As a corollary to the submission of the Muthukumaran Committee report, the Assembly passed the Tamil Nadu Uniform System of School Education Act in 2010. On another front, the DMK government wanted to regulate the fee collection by private schools affiliated to the State Boards and enacted the Tamil Nadu Schools (Regulation of Collection of Fee) Act, 2009. This Act took away the right of unaided, private school managements to charge whatever fees they wanted. Under the law, a committee headed by a retired High Court judge was appointed to fix the fees for each school on the basis of certain parameters obtained from the school.

Thus, two important developments took place in 2009 and 2010: a cap on the fees that the private, unaided schools attached to the State Boards could charge and the introduction of the Uniform System of School Education.

The Supreme Court, in May 2010, dismissed at the admission stage itself a batch of appeals challenging a Madras High Court judgment upholding the validity of the Fee Act of 2009. The Supreme Court also blocked the efforts of the AIADMK government in 2011 to defer the implementation of the Uniform System of School Education.
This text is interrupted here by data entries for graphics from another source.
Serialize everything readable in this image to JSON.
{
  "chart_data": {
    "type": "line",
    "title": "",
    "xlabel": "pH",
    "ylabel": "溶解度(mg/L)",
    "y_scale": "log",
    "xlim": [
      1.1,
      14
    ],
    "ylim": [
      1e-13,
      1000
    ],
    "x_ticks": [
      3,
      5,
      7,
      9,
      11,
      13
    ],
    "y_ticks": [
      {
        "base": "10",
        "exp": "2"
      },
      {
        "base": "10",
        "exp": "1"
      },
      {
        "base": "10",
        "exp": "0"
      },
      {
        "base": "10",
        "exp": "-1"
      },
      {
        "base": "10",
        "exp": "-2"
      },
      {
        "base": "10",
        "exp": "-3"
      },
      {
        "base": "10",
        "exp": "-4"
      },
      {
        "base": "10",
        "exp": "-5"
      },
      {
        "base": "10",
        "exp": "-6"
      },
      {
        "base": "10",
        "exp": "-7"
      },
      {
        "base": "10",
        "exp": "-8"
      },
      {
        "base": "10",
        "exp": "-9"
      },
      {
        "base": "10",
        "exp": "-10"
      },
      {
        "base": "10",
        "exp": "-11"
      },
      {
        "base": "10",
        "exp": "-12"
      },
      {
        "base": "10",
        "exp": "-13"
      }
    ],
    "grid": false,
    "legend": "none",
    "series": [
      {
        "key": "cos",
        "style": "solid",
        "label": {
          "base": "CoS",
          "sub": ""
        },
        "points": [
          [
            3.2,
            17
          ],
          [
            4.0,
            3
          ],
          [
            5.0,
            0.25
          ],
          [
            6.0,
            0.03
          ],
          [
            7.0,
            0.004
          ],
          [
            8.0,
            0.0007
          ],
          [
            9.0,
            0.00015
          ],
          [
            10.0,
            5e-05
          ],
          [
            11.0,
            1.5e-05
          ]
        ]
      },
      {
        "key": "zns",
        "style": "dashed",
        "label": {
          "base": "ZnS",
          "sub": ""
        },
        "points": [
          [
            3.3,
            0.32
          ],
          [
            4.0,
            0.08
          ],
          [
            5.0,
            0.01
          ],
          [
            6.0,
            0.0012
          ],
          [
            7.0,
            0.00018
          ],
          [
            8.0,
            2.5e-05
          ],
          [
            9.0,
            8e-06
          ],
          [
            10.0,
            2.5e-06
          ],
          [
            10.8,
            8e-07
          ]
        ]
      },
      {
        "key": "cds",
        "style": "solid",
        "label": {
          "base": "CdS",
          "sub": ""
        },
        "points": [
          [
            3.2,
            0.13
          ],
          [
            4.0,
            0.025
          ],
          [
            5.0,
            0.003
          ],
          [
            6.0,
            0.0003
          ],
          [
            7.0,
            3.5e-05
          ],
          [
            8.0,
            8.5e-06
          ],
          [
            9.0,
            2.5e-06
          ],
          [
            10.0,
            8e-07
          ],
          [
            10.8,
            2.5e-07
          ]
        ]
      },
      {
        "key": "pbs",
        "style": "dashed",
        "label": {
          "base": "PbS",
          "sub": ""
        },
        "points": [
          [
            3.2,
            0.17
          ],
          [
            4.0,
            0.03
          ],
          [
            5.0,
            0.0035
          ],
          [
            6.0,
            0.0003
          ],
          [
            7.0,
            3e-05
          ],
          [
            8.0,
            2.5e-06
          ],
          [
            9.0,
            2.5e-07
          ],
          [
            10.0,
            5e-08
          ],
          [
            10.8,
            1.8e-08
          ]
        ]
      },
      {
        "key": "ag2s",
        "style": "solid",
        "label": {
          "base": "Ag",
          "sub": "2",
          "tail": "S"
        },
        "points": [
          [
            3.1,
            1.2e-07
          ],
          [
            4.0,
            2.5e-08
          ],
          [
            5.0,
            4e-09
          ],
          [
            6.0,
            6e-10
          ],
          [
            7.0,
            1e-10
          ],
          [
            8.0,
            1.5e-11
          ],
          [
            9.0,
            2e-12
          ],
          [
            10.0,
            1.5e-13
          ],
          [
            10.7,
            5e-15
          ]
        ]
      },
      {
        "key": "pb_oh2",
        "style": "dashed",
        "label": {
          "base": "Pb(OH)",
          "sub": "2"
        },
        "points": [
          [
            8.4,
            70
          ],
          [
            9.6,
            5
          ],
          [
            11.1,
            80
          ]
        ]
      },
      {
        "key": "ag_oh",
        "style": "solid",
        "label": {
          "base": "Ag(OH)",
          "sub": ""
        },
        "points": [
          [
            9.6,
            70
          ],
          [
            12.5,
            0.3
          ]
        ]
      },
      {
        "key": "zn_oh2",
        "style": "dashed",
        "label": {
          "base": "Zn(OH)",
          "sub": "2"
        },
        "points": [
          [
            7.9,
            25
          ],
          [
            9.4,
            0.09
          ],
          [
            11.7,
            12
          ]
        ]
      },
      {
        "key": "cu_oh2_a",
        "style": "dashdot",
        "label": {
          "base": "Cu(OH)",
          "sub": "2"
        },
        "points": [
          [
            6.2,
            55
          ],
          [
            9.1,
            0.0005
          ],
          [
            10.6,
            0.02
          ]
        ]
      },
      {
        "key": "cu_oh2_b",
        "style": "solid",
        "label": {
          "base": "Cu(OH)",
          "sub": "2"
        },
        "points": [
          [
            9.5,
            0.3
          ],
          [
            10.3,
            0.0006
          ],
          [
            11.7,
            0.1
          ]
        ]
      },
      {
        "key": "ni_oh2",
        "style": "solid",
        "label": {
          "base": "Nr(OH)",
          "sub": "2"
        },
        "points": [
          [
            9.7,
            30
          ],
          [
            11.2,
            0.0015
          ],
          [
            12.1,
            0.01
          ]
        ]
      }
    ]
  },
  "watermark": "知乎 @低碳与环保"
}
On August 9, 2011, the Supreme Court directed the AIADMK government to implement in 10 days the Uniform System for Classes II to V and VII to X. (Private school managements had also challenged both the Acts.) Defeated on both the fronts, private unaided schools lost no time in switching over their affiliation to the CBSE.

Prince Gajendra Babu said: “The government is allowing the mushrooming of CBSE schools because it wants to wash its hands of the responsibility of providing education... . The silence of the government to the switchover of schools to the CBSE stream is tantamount to betraying the people.”

He flagged another issue which, however, pertained to the syllabus of the Plus Two course. A new syllabus for the Plus Two course was finalised three years ago and textbooks were written on the basis of this syllabus. “But the textbooks were not given for printing. It is anybody’s guess why it is so. Till today, we are continuing with the decade-old syllabus for the higher secondary course.”

Prince Gajendra Babu wondered why students from the CBSE and the ISC Boards should join coaching centres to write the IIT-JEE, JIPMER and other examinations if their syllabi were so good. In government schools, students received no guidance on how to prepare for these examinations, how to apply online to appear for them, and so on. “So my question is, with such unequal opportunities, how can one common entrance examination such as the NEET [National Eligibility cum Entrance Test] be a solution to produce highly qualified doctors or engineers?” he said.